Concerning self-efficacy, there is evidence that high level of self-efficacy correlates to lower intensity of pain and disability, in patients with chronic pain [51,52,53]. On the contrary, poor self-efficacy and fear of movement are related to an increased level of disability [54] and low physical activity [55,56,57]. The authors of these studies think that these factors may be related to pain.

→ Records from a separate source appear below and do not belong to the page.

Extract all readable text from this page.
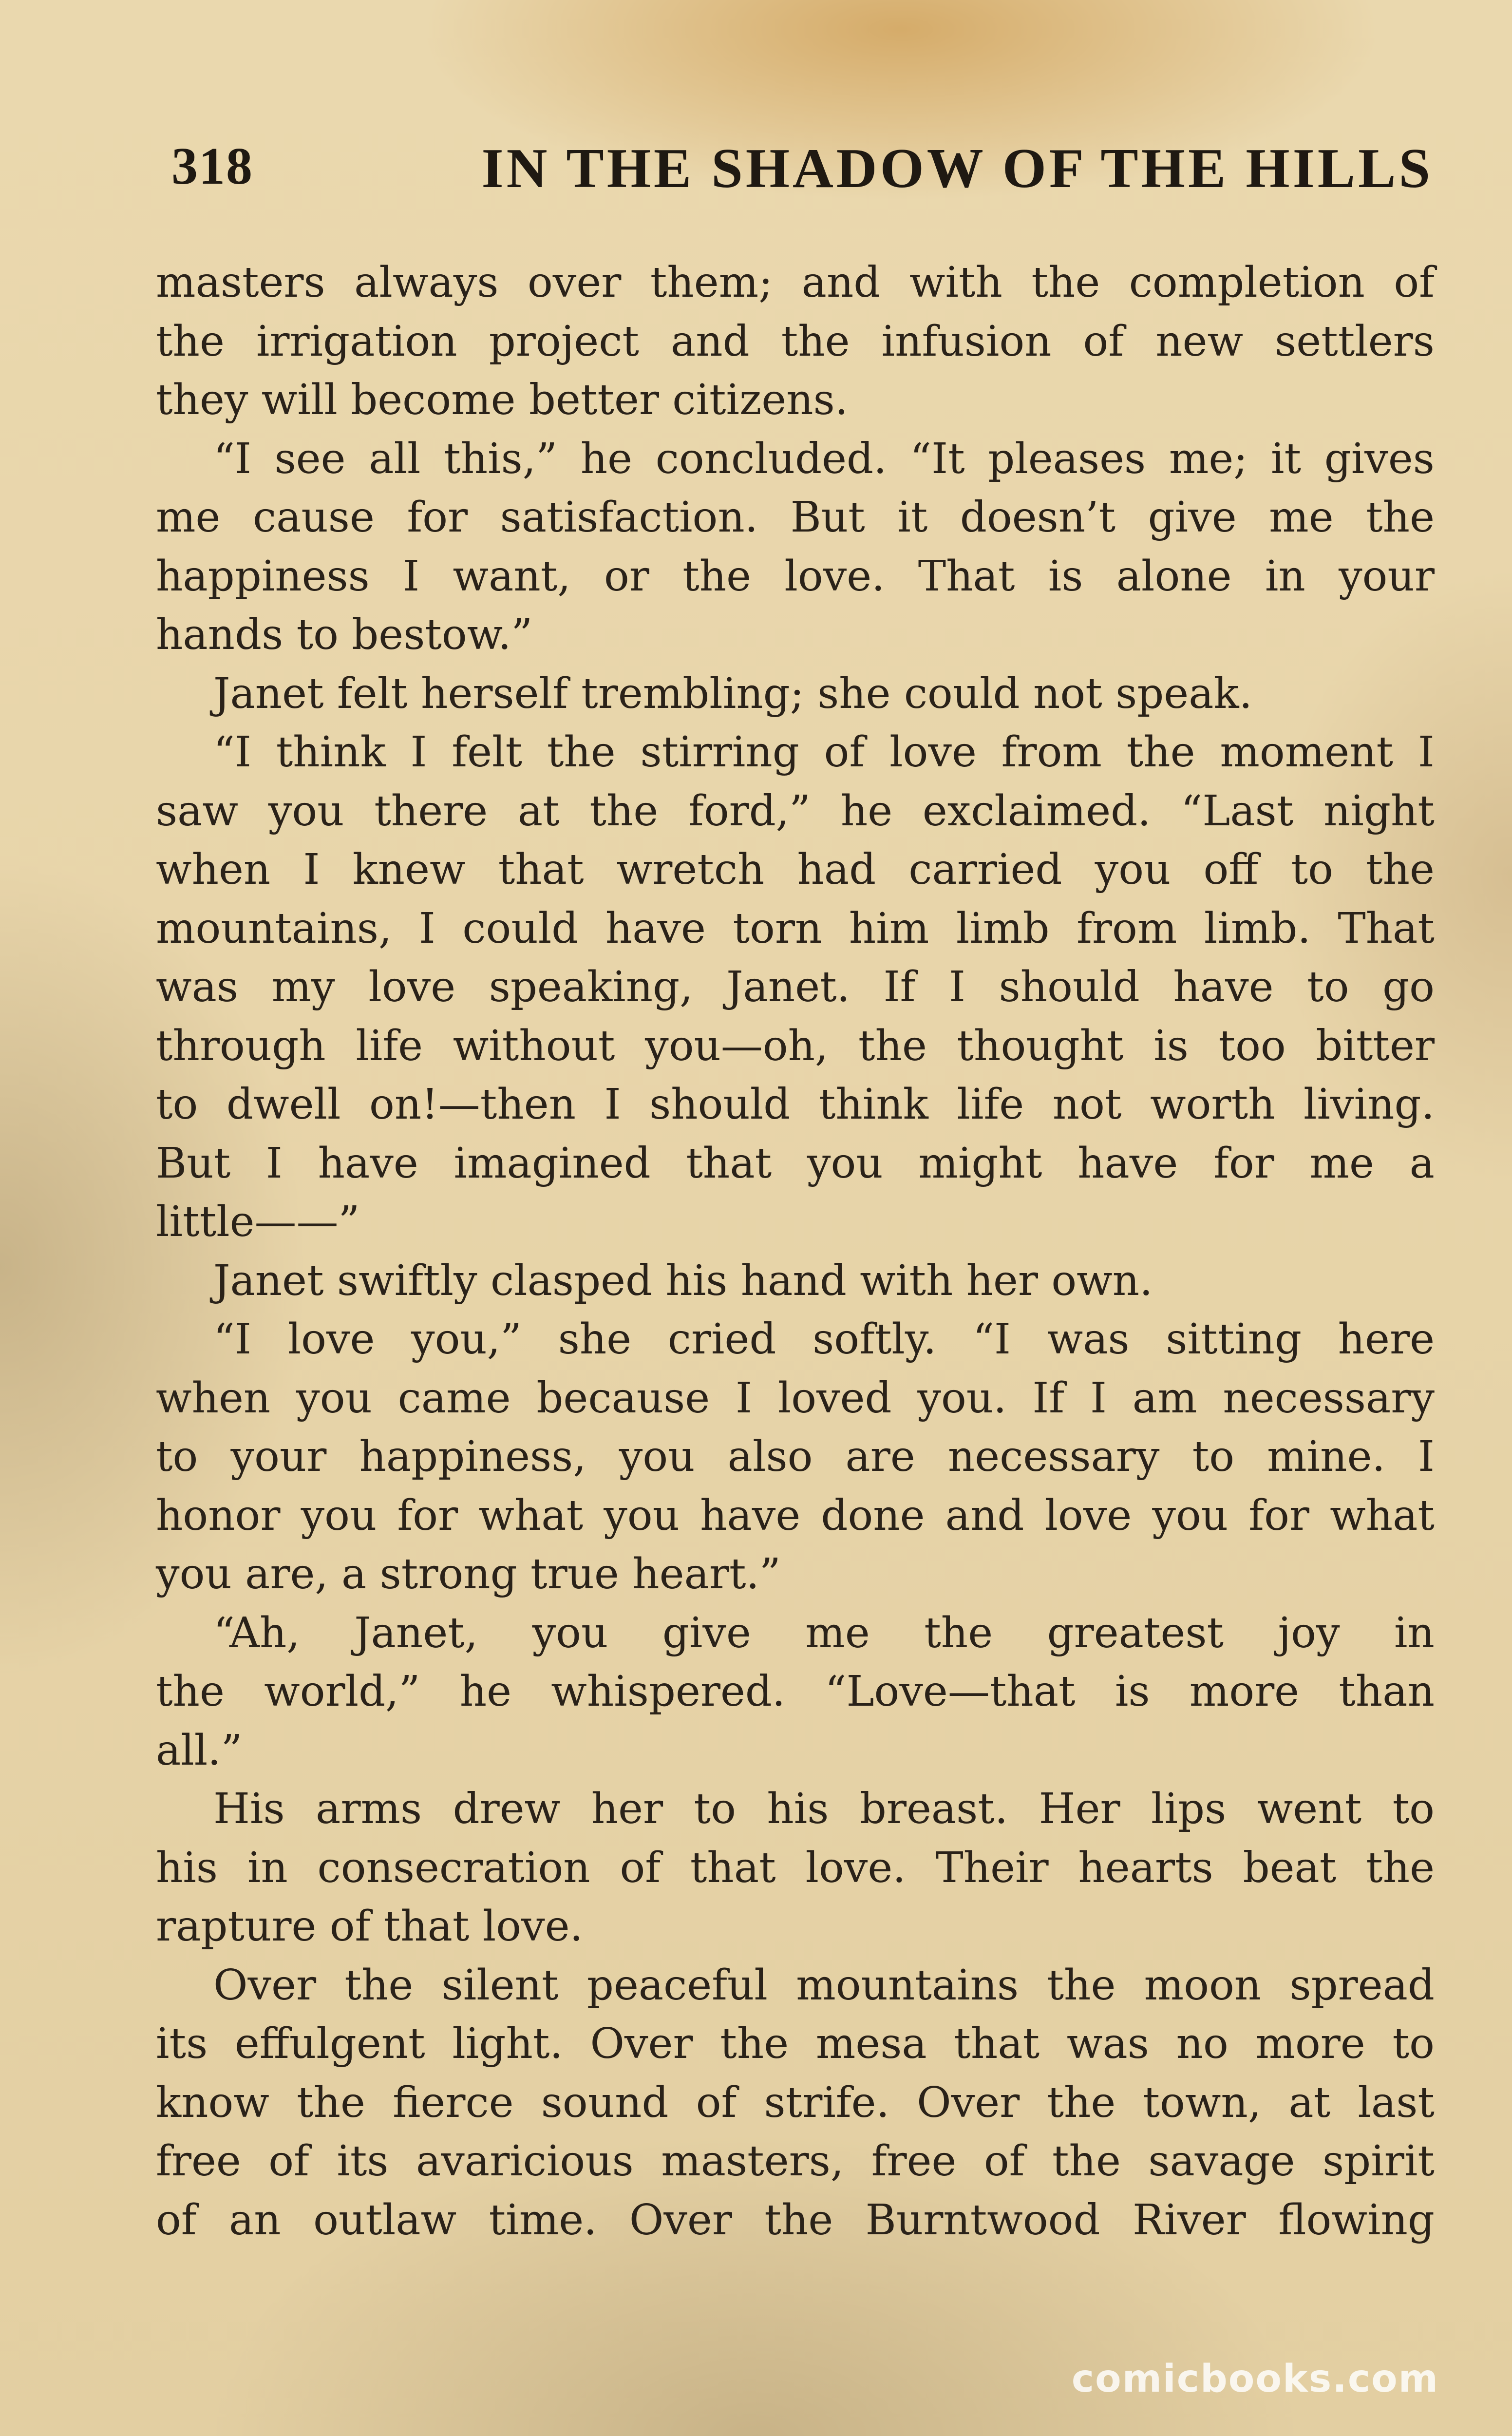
318	IN THE SHADOW OF THE HILLS
masters always over them; and with the completion of
the irrigation project and the infusion of new settlers
they will become better citizens.
“I see all this,” he concluded. “It pleases me; it gives
me cause for satisfaction. But it doesn’t give me the
happiness I want, or the love. That is alone in your
hands to bestow.”
Janet felt herself trembling; she could not speak.
“I think I felt the stirring of love from the moment I
saw you there at the ford,” he exclaimed. “Last night
when I knew that wretch had carried you off to the
mountains, I could have torn him limb from limb. That
was my love speaking, Janet. If I should have to go
through life without you—oh, the thought is too bitter
to dwell on!—then I should think life not worth living.
But I have imagined that you might have for me a
little——”
Janet swiftly clasped his hand with her own.
“I love you,” she cried softly. “I was sitting here
when you came because I loved you. If I am necessary
to your happiness, you also are necessary to mine. I
honor you for what you have done and love you for what
you are, a strong true heart.”
“Ah, Janet, you give me the greatest joy in
the world,” he whispered. “Love—that is more than
all.”
His arms drew her to his breast. Her lips went to
his in consecration of that love. Their hearts beat the
rapture of that love.
Over the silent peaceful mountains the moon spread
its effulgent light. Over the mesa that was no more to
know the fierce sound of strife. Over the town, at last
free of its avaricious masters, free of the savage spirit
of an outlaw time. Over the Burntwood River flowing
comicbooks.com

Concerning demographic characteristics, we did not find any relevant correlations between psychological profile, age and gender, according to the results of Rahman and colleagues [58] on chronic musculoskeletal pain patients. Moreover, in the present study, pain self-efficacy and kinesiophobia were not related to the older age, according to Wettstein and colleagues [59]. In agreement with a previous study [58], we did not find any significant correlation between educational level, pain self-efficacy and kinesiophobia. Finally, we did not find any significant relationship with smoking, despite it appears associated to higher pain intensity and sedentary lifestyle [60].

Our study is the first one investigating the relationship between pain self-efficacy, kinesiophobia and clinical diagnosis of spondylolisthesis. The relevance of our study is the investigation of main characteristics potentially influencing the psychological patient profile in lumbar spondylolisthesis.

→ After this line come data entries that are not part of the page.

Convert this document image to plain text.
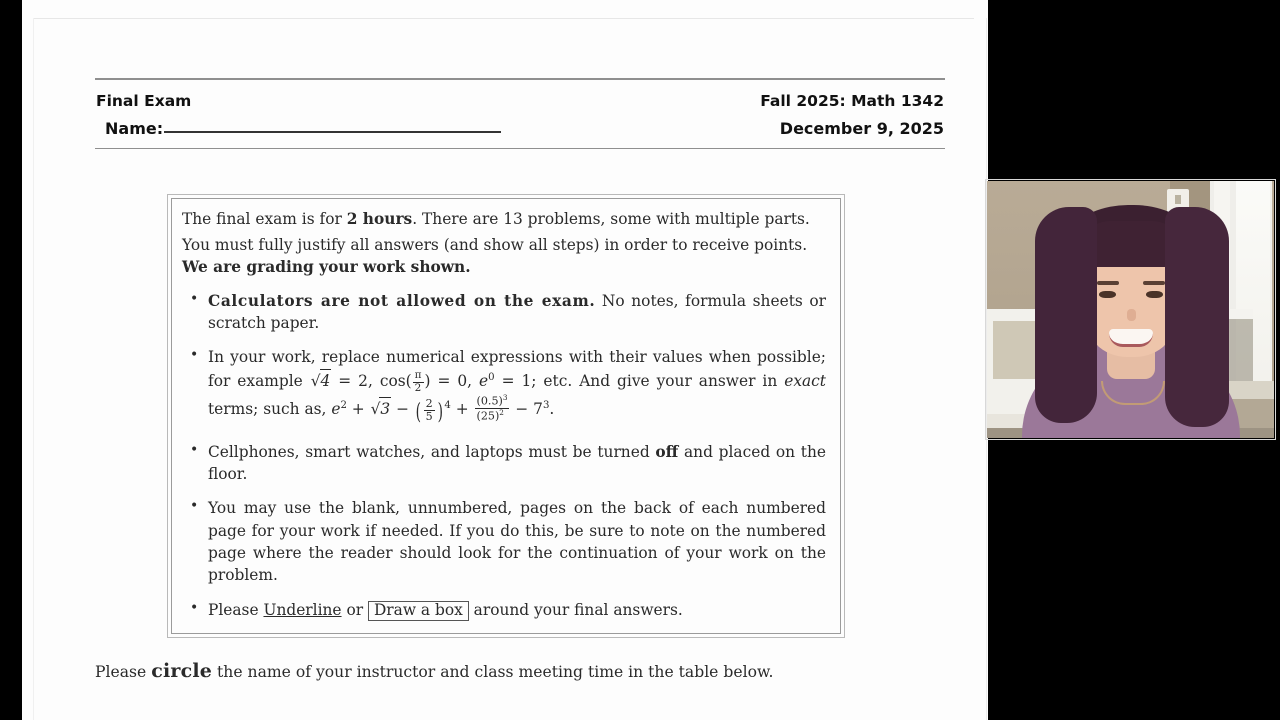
Final Exam	Fall 2025: Math 1342
Name:	December 9, 2025

The final exam is for 2 hours. There are 13 problems, some with multiple parts.

You must fully justify all answers (and show all steps) in order to receive points.
We are grading your work shown.

• Calculators are not allowed on the exam. No notes, formula sheets or scratch paper.
• In your work, replace numerical expressions with their values when possible; for example √4 = 2, $\cos( \frac{\pi}{2}$ ) = 0, $e^0 = 1$; etc. And give your answer in exact terms; such as, $e^2 + √3$ − ( $\frac{2}{5}$ ) $^4 + \frac{(0.5)^3}{(25)^2} - 7^3$.
• Cellphones, smart watches, and laptops must be turned off and placed on the floor.
• You may use the blank, unnumbered, pages on the back of each numbered page for your work if needed. If you do this, be sure to note on the numbered page where the reader should look for the continuation of your work on the problem.
• Please Underline or Draw a box around your final answers.
Please circle the name of your instructor and class meeting time in the table below.
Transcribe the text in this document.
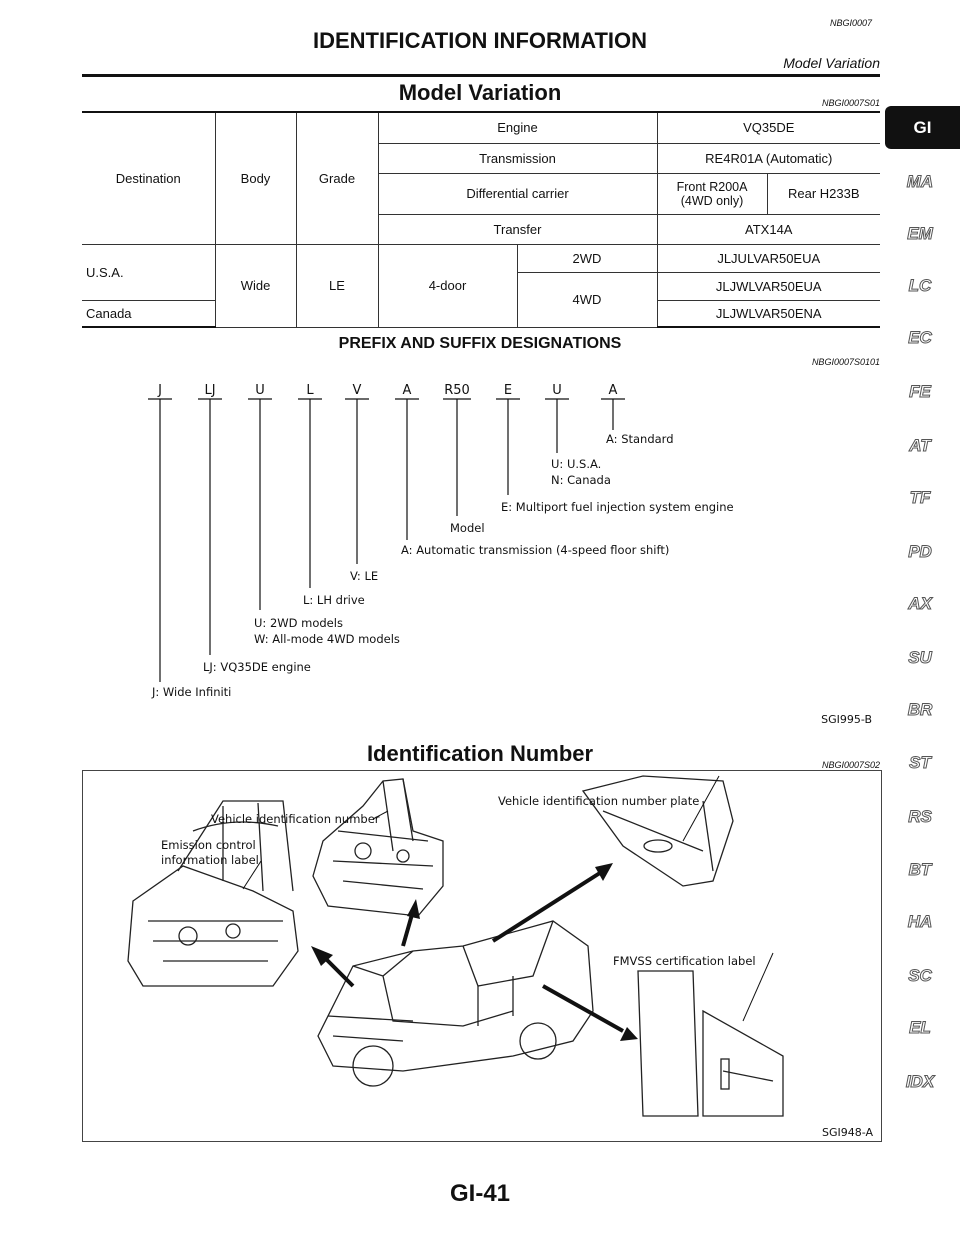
NBGI0007
IDENTIFICATION INFORMATION
Model Variation
Model Variation	NBGI0007S01
Destination	Body	Grade	Engine		VQ35DE	
			Transmission		RE4R01A (Automatic)	
			Differential carrier		Front R200A (4WD only)	Rear H233B
			Transfer		ATX14A	
U.S.A.	Wide	LE	4-door	2WD	JLJULVAR50EUA	
				4WD	JLJWLVAR50EUA	
Canada					JLJWLVAR50ENA	
PREFIX AND SUFFIX DESIGNATIONS
NBGI0007S0101
J	LJ	U	L	V	A	R50	E	U	A
J: Wide Infiniti
LJ: VQ35DE engine
U: 2WD models
W: All-mode 4WD models
L: LH drive
V: LE
A: Automatic transmission (4-speed floor shift)
Model
E: Multiport fuel injection system engine
U: U.S.A.
N: Canada
A: Standard
SGI995-B
Identification Number	NBGI0007S02
Vehicle identification number
Vehicle identification number plate
Emission control
information label
FMVSS certification label
SGI948-A
GI
MA
EM
LC
EC
FE
AT
TF
PD
AX
SU
BR
ST
RS
BT
HA
SC
EL
IDX
GI-41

The results of the present study did not confirm any significant correlation between the awareness of having a spondylolisthesis, and self-efficacy and kinesiophobia. No significant correlation has also been found between the awareness of having a spondylolisthesis and the patient’s sociodemographic characteristics. Only higher pain levels were significantly related to a worse psychological condition.

The main limitation of this study is the generalization of the results, due to the characteristics of our sample, composed of subjects with a medium-high level of instruction, residents in northern Italy. Moreover, the dimension of the sample may have influenced the results. Further studies on higher samples are suggested on the relationship between medical diagnosis, self-efficacy and fear of movement, both in spondylolisthesis and in other clinical conditions.

Another limitation of our study concerns the lack of data about the time elapsed between the diagnoses of spondylolisthesis received by a physician or surgeon and the moment in which patients filled the questionnaires. Consequently, we could not investigate the influence of the time on the beliefs about the presence of spondylolisthesis.

Conclusions

This study showed that in Italian population complained of subacute and chronic LBP, the awareness of an anatomical defect as spondylolisthesis does not significantly affect the beliefs in carrying out activities and movements despite the pain. Conversely, the amount of pain seems significantly influence the psychological patient profile.

From a clinical point of view, the knowledge of main characteristics potentially influencing the patient perspective on his/her condition may be useful to better manage the clinician communication and patient education.